1- I suggest the authors to include a paragraph commenting on the techniques based on Machine Learning with Reinforcement Learning, indicating that this paper focuses only on the classical optimization techniques based on heuristics and approximation. For this same reason I also suggest including in the "literature survey" section a reference to the paper "Reinforcement learning for combinatorial optimization: A survey" (https://doi.org/10.1016/j.cor.2021.105400).

Response

Third direction is to use machine learning approaches based on reinforcement learning where the decisions-states are used to train single/multi agent for reaching optimal policy [7]. The difference between meta-heuristic searching and reinforcemnet learning is that the latter stores knowledge of state-decisions-reward and use it for update the knowledge in incremetal way. The formulation of state, action or decision, and reward is a key factor in the performance changing.

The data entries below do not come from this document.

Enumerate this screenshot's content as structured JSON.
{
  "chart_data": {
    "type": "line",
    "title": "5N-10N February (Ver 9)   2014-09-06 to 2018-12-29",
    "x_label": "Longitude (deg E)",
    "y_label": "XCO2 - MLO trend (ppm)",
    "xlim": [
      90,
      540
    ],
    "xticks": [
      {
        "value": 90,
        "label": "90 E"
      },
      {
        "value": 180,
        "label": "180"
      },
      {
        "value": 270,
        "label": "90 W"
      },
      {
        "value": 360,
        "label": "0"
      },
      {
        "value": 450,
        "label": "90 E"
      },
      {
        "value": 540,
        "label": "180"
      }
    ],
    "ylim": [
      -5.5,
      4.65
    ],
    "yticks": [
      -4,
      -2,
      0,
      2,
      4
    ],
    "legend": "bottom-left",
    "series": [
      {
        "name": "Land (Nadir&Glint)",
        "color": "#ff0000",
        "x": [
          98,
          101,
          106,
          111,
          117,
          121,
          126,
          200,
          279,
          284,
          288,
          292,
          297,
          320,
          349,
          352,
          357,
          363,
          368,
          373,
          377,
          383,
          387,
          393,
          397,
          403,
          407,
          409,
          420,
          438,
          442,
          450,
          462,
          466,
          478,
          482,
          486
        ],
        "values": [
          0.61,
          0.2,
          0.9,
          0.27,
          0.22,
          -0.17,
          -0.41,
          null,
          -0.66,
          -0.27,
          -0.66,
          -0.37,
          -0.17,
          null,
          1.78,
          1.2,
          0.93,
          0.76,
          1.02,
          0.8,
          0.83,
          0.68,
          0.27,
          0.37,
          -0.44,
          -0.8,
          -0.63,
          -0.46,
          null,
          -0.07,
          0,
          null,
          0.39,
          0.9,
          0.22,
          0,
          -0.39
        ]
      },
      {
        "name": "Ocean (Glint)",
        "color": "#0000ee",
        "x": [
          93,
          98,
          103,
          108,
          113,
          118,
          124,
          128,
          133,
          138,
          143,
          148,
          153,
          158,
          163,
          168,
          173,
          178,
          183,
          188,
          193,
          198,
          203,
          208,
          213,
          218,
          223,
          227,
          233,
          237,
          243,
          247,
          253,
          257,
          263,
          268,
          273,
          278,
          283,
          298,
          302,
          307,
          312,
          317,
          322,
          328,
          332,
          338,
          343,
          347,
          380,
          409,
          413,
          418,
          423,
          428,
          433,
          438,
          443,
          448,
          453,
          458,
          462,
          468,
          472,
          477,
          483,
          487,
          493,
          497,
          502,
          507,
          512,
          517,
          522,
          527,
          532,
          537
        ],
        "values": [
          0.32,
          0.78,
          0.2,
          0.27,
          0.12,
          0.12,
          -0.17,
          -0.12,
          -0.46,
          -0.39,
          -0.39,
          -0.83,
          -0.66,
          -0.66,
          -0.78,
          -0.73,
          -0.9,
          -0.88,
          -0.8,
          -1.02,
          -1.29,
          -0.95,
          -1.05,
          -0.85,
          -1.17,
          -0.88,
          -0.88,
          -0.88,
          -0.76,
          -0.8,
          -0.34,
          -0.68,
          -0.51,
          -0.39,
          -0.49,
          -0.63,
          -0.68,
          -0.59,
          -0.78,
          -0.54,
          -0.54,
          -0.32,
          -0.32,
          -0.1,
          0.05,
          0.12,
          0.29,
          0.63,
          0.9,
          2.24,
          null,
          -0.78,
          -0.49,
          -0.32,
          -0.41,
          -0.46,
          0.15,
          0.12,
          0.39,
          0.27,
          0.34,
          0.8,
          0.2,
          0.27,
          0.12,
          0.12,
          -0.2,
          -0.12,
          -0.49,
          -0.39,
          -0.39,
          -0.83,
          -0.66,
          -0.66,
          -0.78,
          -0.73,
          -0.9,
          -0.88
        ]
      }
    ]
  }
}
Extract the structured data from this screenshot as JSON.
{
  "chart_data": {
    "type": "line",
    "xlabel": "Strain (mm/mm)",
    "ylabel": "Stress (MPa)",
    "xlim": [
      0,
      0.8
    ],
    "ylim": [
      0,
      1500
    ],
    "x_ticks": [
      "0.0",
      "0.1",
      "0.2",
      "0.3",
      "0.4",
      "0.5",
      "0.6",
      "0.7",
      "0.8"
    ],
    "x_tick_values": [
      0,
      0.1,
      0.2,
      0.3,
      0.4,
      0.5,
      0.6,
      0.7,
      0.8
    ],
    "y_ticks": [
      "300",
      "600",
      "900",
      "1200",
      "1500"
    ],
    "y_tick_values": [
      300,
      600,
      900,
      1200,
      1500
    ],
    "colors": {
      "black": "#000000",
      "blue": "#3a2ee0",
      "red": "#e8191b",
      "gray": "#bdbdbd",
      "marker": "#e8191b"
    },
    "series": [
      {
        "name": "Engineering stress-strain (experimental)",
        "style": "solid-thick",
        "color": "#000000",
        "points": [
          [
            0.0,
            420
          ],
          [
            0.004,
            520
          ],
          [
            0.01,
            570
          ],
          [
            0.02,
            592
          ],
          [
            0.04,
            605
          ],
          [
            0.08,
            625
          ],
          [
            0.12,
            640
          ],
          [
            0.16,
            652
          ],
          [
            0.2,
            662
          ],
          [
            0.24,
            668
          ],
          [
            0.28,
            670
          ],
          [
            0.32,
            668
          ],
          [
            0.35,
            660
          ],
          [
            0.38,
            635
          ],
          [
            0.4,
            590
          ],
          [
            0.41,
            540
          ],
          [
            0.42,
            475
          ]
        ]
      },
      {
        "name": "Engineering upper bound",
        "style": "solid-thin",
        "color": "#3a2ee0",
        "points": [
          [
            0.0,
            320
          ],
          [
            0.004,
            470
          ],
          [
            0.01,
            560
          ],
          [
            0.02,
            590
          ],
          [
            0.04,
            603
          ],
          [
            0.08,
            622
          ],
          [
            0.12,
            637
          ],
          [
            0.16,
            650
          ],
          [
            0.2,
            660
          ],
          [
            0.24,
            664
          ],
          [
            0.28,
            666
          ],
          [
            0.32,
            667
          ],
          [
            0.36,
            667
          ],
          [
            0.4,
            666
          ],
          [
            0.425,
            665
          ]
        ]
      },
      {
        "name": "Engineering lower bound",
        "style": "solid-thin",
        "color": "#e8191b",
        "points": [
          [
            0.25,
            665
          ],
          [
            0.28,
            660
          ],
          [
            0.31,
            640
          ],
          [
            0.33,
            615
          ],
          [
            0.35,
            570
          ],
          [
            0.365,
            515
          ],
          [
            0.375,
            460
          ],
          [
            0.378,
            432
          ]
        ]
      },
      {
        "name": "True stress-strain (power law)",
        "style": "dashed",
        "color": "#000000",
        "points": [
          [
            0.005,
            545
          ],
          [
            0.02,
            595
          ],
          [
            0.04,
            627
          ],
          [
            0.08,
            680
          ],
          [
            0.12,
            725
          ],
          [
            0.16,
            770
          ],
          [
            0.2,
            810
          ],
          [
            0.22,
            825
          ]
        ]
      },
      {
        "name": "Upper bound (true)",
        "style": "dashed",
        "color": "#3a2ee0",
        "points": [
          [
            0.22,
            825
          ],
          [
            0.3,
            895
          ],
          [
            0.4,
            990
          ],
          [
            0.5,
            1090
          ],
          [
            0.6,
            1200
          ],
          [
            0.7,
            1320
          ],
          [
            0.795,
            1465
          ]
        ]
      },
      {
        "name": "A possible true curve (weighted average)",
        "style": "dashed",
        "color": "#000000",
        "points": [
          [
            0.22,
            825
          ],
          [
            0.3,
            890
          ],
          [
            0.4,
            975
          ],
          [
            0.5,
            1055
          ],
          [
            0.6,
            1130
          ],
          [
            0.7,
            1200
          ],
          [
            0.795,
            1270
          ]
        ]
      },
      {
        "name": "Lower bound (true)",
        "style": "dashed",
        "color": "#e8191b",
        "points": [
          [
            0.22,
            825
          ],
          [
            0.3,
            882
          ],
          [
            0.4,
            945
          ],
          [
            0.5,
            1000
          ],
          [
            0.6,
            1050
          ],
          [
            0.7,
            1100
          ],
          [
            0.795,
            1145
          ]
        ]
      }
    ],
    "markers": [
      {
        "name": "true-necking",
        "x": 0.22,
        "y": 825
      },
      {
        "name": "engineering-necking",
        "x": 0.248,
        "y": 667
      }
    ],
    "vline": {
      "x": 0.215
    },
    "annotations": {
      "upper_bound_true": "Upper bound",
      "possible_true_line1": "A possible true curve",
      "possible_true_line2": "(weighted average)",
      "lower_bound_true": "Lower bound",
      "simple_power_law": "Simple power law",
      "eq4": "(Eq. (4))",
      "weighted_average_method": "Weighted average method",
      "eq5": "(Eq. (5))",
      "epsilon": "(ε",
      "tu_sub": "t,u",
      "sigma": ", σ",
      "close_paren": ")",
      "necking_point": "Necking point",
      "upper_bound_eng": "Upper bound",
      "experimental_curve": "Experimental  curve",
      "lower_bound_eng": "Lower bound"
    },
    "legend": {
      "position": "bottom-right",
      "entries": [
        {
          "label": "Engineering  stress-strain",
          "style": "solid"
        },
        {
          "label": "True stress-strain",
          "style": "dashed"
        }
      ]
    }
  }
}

On the other side, meta-heuristic serching has less incremetal nature but it is simpler, check line 53-59

2- The style of the pseudocode appearing in the article should be standardized. In some tables, capital letters are used for reserved words, while in others, lowercase and bold letters are used. Please choose a common format for all pseudocode tables.

Response

The pseudocodes have been updated

 

3- In addition to the above, there are small errors in the paper that should be corrected:

  • On line 25, reference [21] appears referenced 2 times.
  • In table 2, line 11 of the pseudocode starts with ":". Is that correct?

Response

Thank you so much for your comment we delete reference [21] on line 25 and delete “:” in table line 11 of the pseudocode

Round 2

Reviewer 1 Report

The paper has improved in this version. I do not have more questions.